Jun. 4th, 2007

2007 books

Jun. 4th, 2007 08:01 am
peteryoung: (Default)


44) Louis de Bernières, Red Dog, 2001
After a visit to Australia for a literary festival de Bernières learned about the stories of Red Dog, a free-spirited kelpie who was owned by everyone and no one in some of the remote towns of north-west Australia in the early 1970s. There's even a bronze statue of Red Dog outside the town of Dampier, so after some research de Bernières spent a few weeks travelling and adding flesh to some of the anecdotal folk stories about him.
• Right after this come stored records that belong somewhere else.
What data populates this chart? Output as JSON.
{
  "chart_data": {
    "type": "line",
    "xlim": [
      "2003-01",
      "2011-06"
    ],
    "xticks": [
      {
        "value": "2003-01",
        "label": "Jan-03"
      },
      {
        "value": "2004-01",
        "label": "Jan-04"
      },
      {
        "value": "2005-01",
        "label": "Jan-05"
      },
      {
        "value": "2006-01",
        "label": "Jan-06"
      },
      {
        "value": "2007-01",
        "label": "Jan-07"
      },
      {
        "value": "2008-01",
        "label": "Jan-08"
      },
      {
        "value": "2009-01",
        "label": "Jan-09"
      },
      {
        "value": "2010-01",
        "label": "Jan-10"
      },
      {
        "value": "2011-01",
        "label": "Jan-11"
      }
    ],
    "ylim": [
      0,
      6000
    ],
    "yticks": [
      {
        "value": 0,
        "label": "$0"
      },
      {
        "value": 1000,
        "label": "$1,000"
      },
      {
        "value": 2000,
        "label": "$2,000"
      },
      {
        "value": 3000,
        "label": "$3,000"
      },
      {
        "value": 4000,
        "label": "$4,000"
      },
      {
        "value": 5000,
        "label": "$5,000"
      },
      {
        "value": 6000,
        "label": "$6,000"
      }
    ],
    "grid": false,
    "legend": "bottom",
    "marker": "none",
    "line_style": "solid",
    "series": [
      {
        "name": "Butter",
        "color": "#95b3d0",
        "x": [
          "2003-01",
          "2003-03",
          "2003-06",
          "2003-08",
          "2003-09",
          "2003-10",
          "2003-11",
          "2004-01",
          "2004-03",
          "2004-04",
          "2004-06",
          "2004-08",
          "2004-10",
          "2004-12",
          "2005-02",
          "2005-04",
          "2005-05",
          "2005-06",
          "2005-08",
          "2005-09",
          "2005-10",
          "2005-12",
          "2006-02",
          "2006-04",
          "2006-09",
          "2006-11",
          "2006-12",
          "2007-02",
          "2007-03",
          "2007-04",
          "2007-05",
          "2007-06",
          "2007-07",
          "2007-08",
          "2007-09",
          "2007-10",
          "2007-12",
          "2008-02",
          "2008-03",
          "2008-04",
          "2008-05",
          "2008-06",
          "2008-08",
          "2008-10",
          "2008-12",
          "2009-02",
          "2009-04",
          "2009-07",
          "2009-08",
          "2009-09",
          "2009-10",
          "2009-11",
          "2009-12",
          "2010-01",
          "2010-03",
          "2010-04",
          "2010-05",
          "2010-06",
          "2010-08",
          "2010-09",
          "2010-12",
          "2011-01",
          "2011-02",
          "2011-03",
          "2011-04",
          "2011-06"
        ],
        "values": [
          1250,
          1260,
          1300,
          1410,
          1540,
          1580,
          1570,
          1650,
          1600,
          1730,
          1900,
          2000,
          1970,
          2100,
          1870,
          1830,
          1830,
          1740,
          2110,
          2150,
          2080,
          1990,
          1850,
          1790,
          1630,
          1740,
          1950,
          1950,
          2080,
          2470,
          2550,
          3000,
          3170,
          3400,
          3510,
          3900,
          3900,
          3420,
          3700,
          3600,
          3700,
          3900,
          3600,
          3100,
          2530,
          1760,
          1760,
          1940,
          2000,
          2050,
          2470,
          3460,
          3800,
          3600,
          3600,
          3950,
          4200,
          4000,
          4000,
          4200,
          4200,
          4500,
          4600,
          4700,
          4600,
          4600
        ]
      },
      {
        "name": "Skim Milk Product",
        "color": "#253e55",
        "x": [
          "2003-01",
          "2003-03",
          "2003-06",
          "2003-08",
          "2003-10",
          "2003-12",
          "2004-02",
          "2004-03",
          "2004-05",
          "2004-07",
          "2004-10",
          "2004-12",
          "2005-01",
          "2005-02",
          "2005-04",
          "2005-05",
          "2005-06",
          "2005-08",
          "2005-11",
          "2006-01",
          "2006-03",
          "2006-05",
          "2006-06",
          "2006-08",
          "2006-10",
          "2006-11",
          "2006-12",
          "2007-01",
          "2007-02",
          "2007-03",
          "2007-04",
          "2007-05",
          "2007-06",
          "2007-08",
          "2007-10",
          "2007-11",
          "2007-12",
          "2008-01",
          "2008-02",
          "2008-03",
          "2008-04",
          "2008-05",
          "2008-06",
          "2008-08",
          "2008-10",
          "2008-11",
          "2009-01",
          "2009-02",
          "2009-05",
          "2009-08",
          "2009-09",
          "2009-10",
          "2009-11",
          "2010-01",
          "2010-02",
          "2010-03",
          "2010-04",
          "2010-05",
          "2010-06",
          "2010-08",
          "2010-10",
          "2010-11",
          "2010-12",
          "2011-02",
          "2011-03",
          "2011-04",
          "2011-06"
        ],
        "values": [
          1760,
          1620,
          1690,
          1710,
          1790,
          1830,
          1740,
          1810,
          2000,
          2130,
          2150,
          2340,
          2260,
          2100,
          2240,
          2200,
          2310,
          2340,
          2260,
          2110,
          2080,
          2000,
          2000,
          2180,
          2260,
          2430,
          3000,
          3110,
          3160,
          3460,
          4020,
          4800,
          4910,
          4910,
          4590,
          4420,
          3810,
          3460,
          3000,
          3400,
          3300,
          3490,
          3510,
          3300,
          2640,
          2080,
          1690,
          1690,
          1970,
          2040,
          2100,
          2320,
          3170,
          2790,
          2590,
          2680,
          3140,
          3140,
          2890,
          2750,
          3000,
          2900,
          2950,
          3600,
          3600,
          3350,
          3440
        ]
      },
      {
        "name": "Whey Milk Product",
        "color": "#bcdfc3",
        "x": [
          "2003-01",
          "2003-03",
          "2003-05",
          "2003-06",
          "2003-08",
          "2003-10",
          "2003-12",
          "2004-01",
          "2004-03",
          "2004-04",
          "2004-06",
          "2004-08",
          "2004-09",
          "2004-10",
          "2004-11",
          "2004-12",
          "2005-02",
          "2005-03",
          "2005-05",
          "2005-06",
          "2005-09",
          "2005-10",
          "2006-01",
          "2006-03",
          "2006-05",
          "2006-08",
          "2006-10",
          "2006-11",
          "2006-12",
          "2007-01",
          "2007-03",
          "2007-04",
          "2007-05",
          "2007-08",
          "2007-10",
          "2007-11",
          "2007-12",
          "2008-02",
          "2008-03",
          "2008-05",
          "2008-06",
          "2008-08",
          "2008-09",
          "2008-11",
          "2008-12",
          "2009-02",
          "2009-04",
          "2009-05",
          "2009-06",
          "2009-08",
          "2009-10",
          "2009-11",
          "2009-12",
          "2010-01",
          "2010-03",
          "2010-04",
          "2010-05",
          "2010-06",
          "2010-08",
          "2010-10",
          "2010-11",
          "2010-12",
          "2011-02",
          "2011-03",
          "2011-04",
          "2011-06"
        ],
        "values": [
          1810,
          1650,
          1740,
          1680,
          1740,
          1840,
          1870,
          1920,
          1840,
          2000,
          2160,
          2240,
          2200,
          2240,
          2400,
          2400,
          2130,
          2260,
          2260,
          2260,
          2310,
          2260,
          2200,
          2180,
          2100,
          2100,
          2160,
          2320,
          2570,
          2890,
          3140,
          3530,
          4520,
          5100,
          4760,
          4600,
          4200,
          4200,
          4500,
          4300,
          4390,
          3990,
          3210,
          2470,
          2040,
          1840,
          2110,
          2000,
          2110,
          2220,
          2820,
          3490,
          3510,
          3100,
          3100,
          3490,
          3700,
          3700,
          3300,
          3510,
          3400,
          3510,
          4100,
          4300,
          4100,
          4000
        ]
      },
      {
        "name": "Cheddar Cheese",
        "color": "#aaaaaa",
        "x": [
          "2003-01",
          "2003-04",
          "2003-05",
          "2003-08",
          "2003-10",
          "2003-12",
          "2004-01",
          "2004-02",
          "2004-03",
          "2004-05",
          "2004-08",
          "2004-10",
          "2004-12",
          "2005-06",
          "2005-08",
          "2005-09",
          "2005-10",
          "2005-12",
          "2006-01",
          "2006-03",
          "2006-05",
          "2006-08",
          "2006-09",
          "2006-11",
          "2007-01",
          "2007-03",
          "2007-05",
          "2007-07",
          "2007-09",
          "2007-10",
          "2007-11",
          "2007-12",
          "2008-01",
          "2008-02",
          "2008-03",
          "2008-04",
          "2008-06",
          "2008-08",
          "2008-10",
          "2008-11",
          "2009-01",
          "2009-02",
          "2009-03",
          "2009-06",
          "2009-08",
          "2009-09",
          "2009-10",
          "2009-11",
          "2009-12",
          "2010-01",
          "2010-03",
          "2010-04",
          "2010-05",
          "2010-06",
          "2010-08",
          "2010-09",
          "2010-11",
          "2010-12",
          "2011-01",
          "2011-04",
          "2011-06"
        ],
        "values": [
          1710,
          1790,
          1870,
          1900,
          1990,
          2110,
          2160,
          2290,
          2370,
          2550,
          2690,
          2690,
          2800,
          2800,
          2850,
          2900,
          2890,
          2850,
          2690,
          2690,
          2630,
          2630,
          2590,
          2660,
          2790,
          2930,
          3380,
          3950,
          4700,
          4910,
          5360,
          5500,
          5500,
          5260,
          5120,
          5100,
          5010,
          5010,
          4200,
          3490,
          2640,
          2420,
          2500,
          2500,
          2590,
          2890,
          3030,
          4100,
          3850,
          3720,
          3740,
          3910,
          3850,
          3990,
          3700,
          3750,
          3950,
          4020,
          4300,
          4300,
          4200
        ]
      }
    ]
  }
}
He's having fun adding to Red Dog's legend; there's too much fiction going on to make it truly biographical but what the hell, the dog had character.

Quoted

Jun. 4th, 2007 04:03 pm
peteryoung: (Valis)
This afternoon in Waterstones I picked up the new Gollancz paperback edition of Roger Levy's Icarus, and on the back cover I read the quote: "There are few authors who explore the pitfalls and danger zones of human psychology as deeply or with such intensity as Levy".

Then I thought to myself, "Er, didn't I write that?" I most certainly did, in this Strange Horizons review.

My first pull-quote, then. Shame you can't see the small grin on my face.